② Word pool generation tool

role

-(1) A tool that generates CSV for word search used in word search tools that can be used in rhymes.

Schematic

How it works

--Get the title of the posted article obtained by Qiita's posted article acquisition API

`qiita_client.py`


    def list_articles(self):
        req = urllib.request.Request(
            f"{QIITA_BASE_URL}/{QIITA_API_NAME}?page={QIITA_PAGE_NUMBERS}&per_page={QIITA_ITEMS_PAR_PAGE}"
        )
        with urllib.request.urlopen(req) as res:
            body = res.read()
            return json.loads(body.decode())

--Classify the acquired titles into part of speech by applying COTOHA's parsing API

`cotoha_client.py`


    # target_Put Qiita article title in sentence
    def parse(self, target_sentence, access_token):
        headers = {
            "Content-Type": COTOHA_CONTENT_TYPE,
            "charset": COTOHA_CHAR_SET,
            "Authorization": "Bearer {}".format(access_token)
        }
        data = {
            "sentence": target_sentence,
        }
        req = urllib.request.Request(
            f"{COTOHA_BASE_URL}/{COTOHA_PARSE_API_NAME}",
            json.dumps(data).encode(),
            headers
        )
        time.sleep(COTOHA_REQUEST_SLEEP_TIME)
        with urllib.request.urlopen(req) as res:
            body = res.read()
            return json.loads(body.decode())["result"]

--Extract only nouns from part of speech and output to CSV file

`finder.py`


    #Extracts only nouns from parsing results and returns a list of them
    def find_noun(self, target_sentence_element):
        noun_list = []
        for element_num in range(len(target_sentence_element)):
            tokens = target_sentence_element[element_num]["tokens"]

            for tokens_num in range(len(tokens)):
                target_form = tokens[tokens_num]["form"]
                target_kana = tokens[tokens_num]["kana"]
                target_pos = tokens[tokens_num]["pos"]

                #If it is a noun, store it in the list
                if target_pos == TARGET_CLASS:
                    #English, numbers, and symbolic words store reading kana instead
                    # TODO:There is room for improvement in the judgment.
                    if re.match(FINDER_REGEX, target_form):
                        noun_list.append(target_kana)
                    else:
                        noun_list.append(target_form)

        return noun_list

Execution example

`execute`


$cd tool
$python word_pool_generator.py

`word_pool.csv`


backup
tool
ABC
string
visual
studio
code
Note
management
Expansion
Summary
paper
Commentary

Task

――Honestly, it's heavy. Even 40 posted articles will take about 5 minutes to process. ――The number of nouns that can be extracted in one article title is about 2 to 5. ――However, since I was touching pandas for the first time when outputting to a CSV file, I think that I can improve the logic further. ――It's a level that I made something that works for the time being.

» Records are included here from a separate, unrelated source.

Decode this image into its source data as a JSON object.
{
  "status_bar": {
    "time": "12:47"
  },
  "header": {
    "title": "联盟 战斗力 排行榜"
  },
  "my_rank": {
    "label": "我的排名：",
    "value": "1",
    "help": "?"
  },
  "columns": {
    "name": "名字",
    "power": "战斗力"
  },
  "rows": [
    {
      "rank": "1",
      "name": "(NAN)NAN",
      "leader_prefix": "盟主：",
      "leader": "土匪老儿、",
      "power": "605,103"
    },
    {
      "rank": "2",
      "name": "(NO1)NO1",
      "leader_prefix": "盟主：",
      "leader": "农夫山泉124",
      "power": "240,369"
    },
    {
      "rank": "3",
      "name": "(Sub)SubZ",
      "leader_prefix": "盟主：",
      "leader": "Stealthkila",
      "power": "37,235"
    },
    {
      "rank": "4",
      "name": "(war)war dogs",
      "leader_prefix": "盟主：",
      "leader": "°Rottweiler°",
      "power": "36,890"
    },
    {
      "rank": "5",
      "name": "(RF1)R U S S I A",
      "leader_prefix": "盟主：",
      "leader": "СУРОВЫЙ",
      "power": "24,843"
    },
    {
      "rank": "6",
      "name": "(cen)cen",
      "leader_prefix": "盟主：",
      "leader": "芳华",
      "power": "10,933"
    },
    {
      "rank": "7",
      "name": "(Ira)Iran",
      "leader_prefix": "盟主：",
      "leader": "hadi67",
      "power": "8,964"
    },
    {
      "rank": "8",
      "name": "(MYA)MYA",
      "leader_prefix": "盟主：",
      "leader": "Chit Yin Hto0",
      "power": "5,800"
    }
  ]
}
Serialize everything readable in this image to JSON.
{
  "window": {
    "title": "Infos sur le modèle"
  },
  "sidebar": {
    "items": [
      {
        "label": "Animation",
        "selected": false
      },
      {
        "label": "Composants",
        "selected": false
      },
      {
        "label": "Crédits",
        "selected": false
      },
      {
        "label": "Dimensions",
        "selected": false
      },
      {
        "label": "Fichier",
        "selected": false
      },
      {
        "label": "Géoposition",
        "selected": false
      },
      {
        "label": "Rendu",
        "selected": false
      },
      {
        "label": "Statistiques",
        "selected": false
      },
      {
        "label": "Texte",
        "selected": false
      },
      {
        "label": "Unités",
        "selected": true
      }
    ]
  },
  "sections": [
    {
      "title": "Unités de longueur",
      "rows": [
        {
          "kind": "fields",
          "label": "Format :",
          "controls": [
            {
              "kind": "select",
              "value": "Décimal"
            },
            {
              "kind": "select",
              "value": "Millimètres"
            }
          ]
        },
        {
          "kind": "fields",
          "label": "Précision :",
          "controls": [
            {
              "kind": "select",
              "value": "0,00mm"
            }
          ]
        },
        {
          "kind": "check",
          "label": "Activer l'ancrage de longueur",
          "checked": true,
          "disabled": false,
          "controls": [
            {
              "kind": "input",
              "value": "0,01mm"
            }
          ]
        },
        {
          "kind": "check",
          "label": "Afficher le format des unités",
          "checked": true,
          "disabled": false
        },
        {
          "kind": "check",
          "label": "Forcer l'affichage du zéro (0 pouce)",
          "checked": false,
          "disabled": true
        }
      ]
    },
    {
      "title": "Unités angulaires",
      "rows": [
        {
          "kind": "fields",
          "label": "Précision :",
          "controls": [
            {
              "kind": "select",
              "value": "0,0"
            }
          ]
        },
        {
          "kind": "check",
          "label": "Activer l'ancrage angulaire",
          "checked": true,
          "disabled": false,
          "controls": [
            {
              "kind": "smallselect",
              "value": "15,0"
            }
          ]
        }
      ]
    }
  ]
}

--Improved judgment of English words --In the current logic, "Raspberry Pi" will be "Raspberry Pi" instead of "Raspberry Pi". ――For example, if you can pass only "Raspberry" to the parsing API and judge it as "Raspberry", you can make it feel a little better by devising the way of passing words. ――By the way, "Google" was "Google".

――Be able to increase the variation of words ――It seems that you can collect words from other fields by scraping on other sites.

Articles that I used as a reference

https://note.com/junkawashima/n/n146874f827bc
https://qiita.com/komorin0521/items/8cd1eb0cdb4a9ede217e

Other

About the motive that made

――The reason why I made this kind of thing in the first place is that I saw this article about half a year ago and said with a friend, "I can use natural language processing to rhyme. I had a conversation, "Can I find a word?" ――However, I didn't know the field of natural language processing at all at that time (even now), and when I happened to see this project, I thought that I could make something close to it, so I decided to create this tool. I made it.